• Ethical investing

    Your financial choices can make an impact

What is ESG investing?

ESG investing refers to investing that prioritises environmental, social, and governance factors or outcomes. Also known as socially responsible investing, or impact investing, it’s widely seen as a way of investing sustainably, meaning investments are made with consideration of the environment and human wellbeing, as well as the economic outcome.

The principles of ESG investing aren’t new but the focus has shifted from exclusion to instead focus on the positive impact a company might have on the world, whether that’s environmental regarding climate change, social in terms of its human relationships, and governance, which covers areas such as leadership and board composition.

  • Evolution of our ethical investing solutions

    We first launched our ethical model portfolios in 2010. These were designed for investors who wished to ensure their money did not get invested in companies that derived the bulk of their earnings from alcohol and tobacco sales, gambling, pornography, armaments, and mining, or were involved in animal testing for cosmetic purposes. But their ethical and socially conscious investment choices meant that they generally had to accept a lower investment performance.

    This lower performance was often attributed to the fact that during market events, there was little change in the habits of consumers who were addicted to gambling, smoking and drinking, while government defence budgets still needed to be spent and commodities such as gold boomed. The ethical exclusions removed many of the defensive investment opportunities that existed so ethical portfolios fell further during market downturns, meaning they had more ground to make up during the good times than their agnostic counterparts and this was rarely achieved.

  • Sector growth

    The ethical investment landscape provides a very different picture today. Principles-based investing is still led by an individual’s desire to ensure that their investments are not having a negative impact on humanity and the environment. However, better education and global government collaboration has shifted the focus away from exclusion-based investment and instead onto the positive impact companies are making. As a result there has been significant growth in the sector as organisations and individuals wake up to the links between environmental, social and economic acts. Investor demand has been met with increased action by businesses on ESG issues – and as a result, we are gradually seeing higher returns.

  • Sustainable future

    Screening that previously excluded unethical investments has been replaced with filters that look to attribute scores to companies based on their Environmental, Social and Governance (ESG) impact. Increasingly, investment managers are adopting the United Nation’s 17 Sustainable Development Goals (SDGs) to measure the positive ESG impact of the companies in which they invest. They provide a common framework to measure against and rather than excluding unethical investments the SDG filters look to attribute scores to companies to based on their ESG impact.

  • The United Nations’ 17 Sustainable Development Goals

    The United Nation’s 17 Sustainable Development Goals are intended to measure the positive ESG impact of the companies in which they invest.

    Because ethical investing can mean different things to different people, the United Nation’s 17 SDGs provides the framework to assist the evolution but it has its limitations. For example, just screening for the best ESG companies won’t show the whole picture, which is why it’s important to talk to your financial planner about where you would like your money invested. The granular research within the SDGs is where the real change will happen.

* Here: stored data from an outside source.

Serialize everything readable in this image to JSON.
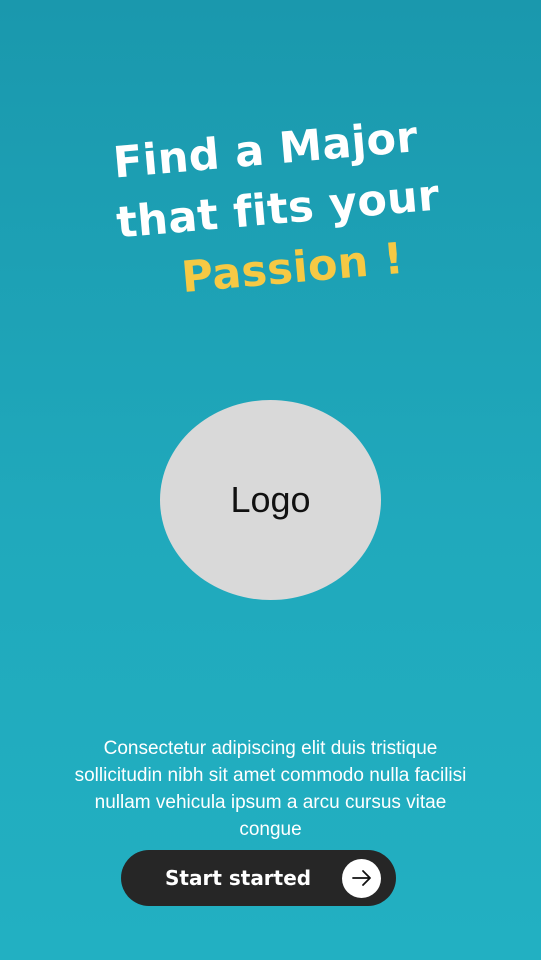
{
  "headline": {
    "line1": "Find a Major",
    "line2": "that fits your",
    "line3": "Passion !"
  },
  "logo": {
    "label": "Logo"
  },
  "description": "Consectetur adipiscing elit duis tristique sollicitudin nibh sit amet commodo nulla facilisi nullam vehicula ipsum a arcu cursus vitae congue",
  "cta": {
    "label": "Start started",
    "icon": "arrow-right-icon"
  },
  "colors": {
    "background_top": "#1a98ad",
    "background_bottom": "#22b0c2",
    "accent": "#f6c944",
    "button": "#262626",
    "logo_fill": "#d9d9d9"
  }
}
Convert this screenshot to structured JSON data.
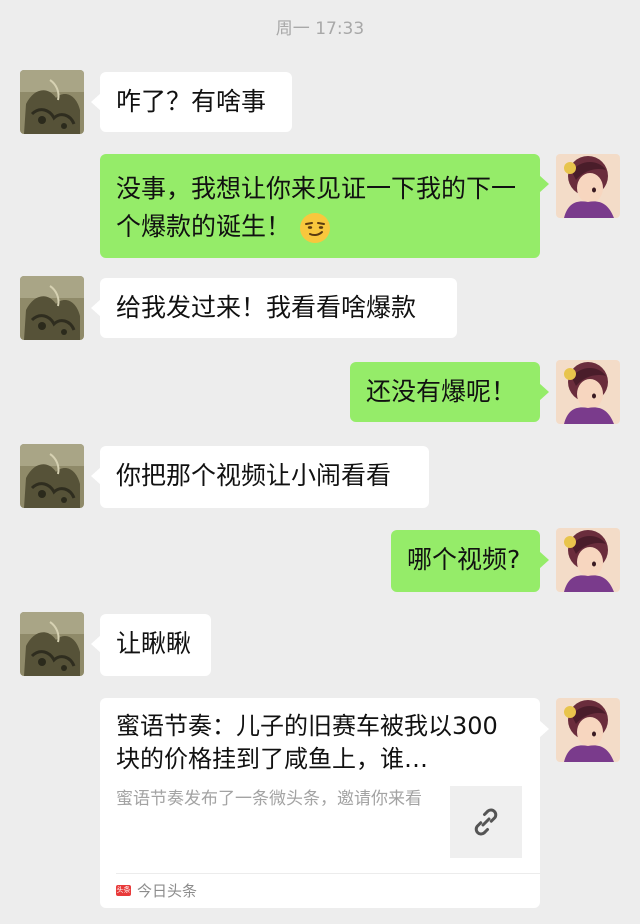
{
  "timestamp": "周一 17:33",
  "messages": [
    {
      "text": "咋了？有啥事"
    },
    {
      "text": "没事，我想让你来见证一下我的下一个爆款的诞生！"
    },
    {
      "text": "给我发过来！我看看啥爆款"
    },
    {
      "text": "还没有爆呢！"
    },
    {
      "text": "你把那个视频让小闹看看"
    },
    {
      "text": "哪个视频?"
    },
    {
      "text": "让瞅瞅"
    }
  ],
  "share_card": {
    "title": "蜜语节奏：儿子的旧赛车被我以300块的价格挂到了咸鱼上，谁…",
    "description": "蜜语节奏发布了一条微头条，邀请你来看",
    "source_logo": "头条",
    "source_name": "今日头条"
  },
  "colors": {
    "background": "#ededed",
    "incoming_bubble": "#ffffff",
    "outgoing_bubble": "#95ec69",
    "timestamp": "#a8a8a8"
  }
}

    The 17 SDGs are further broken down into 169 targets with 232 indicators. This provides a universally recognised set of actions which will address the global challenges of poverty, inequality, climate change, environmental degradation, peace and justice by 2030.

  • Greenwashing

    It’s estimated that around £14.5 trillion of ESG-orientated assets are being managed globally. This greater interest in ethical investing has increased the risk of greenwashing. Research has shown that investors aren’t confident that sustainability-related claims made about investments are genuine. A lack of consistency in terminology such as ‘green’ ‘ESG’ or ‘sustainable’ hasn’t helped either.

    However, to tackle the issue, the Financial Conduct Authority (FCA) has created a substantial package of measures to improve the trust and transparency of sustainable investment products and minimise greenwashing. This includes Sustainability Disclosure Requirements and an investment labels regime following detailed engagement with a range of stakeholders, including consumer groups.

    This includes:

    • An anti-greenwashing rule for all authorised firms to make sure sustainability-related claims are fair, clear and not misleading
    • Product labels to help investors understand what their money is being used for, based on clear sustainability goals and criteria
    • Naming and marketing requirements so products cannot be described as having positive impact on sustainability when they don’t.

Whether it’s your pension or other savings, such as stocks and shares ISAs, you can choose to filter out investments that don’t reflect your ethics.